Weaknesses: Injury history, hurt factor with disposal
Not many eighteen year olds have the resume that St George’s Lloyd Perris does. Perris is an AIS/AFL Academy member, winner of the Cameron Ling and Ben Mitchell medals, an All Australian team member and NSW/ACT MVP. There is a reason why he is being touted as the steal of the draft, as the Sydney Swans can pick him up with their last draft pick as he is a Swans scholarship holder. He has all of the qualities you want from a midfielder and the Swans can take him at the end of the draft. That sounds like a steal to me.
Perris is an elite runner and it is the main strength to his game. He has a huge motor and it allows him to get from contest to contest around the ground. His work rate is immense and he runs both ways, a quality which is greatly desirable in the open, flowing modern game. Perris is a very smart footballer and this helps him on the field, allowing him to run to the right spots both offensively and defensively. He always seems to be where the ball is and that is because he runs to the right spot every time and has got to the contest early enough to set up and give himself time to pick the right option.
Perris is the inaugural winner of the Cameron Ling medal and won the Ben Mitchell medal this year for his performances in the AIS/AFL Academy. Almost more importantly, the medals were awarded based mainly on leadership qualities rather than skill. What you are getting with Perris is a very selfless and switched on player, who was awarded top votes in competitiveness, patience, loyalty, sacrifice, respect, hard work, professionalism, desire and determination categories. Perris is clearly a great leader and motivator, and his determination is demonstrated by his recovery and return this year from a knee reconstruction as a bottom-ager. Perris has come back from the devastating knee injury and had a fantastic season, winning All-Australian selection and the NSW/ACT MVP.
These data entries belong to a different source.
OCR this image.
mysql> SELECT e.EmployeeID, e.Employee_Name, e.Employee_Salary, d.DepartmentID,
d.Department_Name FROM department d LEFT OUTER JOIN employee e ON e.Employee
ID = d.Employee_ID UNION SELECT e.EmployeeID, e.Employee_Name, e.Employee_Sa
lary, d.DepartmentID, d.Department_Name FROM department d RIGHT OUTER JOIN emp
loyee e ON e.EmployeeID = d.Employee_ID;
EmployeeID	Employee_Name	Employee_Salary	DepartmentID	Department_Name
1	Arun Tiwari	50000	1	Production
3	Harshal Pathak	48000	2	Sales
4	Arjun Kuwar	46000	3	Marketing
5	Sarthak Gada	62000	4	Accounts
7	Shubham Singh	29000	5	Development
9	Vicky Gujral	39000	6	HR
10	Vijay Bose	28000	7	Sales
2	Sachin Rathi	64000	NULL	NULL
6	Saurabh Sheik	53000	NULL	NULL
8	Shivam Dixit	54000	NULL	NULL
Despite his high work rate, Perris doesn’t appear to have a great turn of speed. He can accelerate quickly but often does just enough to break clear of his opponent and then disposes of the ball. He doesn’t need speed, using his incredible football brain to analyse what is ahead of him and get rid of the ball quickly before following up on his kick and getting to the next contest.
Perris has very good inside ability but his outside game is far less polished. He is one of the better stoppage players in the draft this year, despite not having the large frame of other bullocking inside mids. Although he is a good kick, Perris does not have the elite disposal or weapons that many of the likely top draft prospects do. Perris is a neat kick but not particularly penetrating or damaging. He is unlikely to be the type of player to pick the ball up and deliver a spearing 45 metre pass onto the chest of the forward, but is more likely to guide the ball to the space in front of the forward, directing him to the best spot. By hand Perris is very good, dishing off the ball to outside receivers, even when in heavy traffic.
Perris is likened to Kieran Jack but in reality he is a typical Sydney midfielder and will fit in seamlessly to the Swans on-ball brigade next year, should they decide to select him. He is a hard running, two way worker with neat footskills and is prepared to win his own ball. He has trained with the Sydney team at times this year and did part of their pre-season with them this year so he should know the structures and game plan.
Perris is not going to be the best midfielder straight off the bat, and is likely to need a couple of years in the AFL system before he starts to produce, much like Tom Mitchell. But whichever team picks him up can be assured that he will give his all to ensure he makes it as an AFL footballer and will do anything to improve himself as a footballer.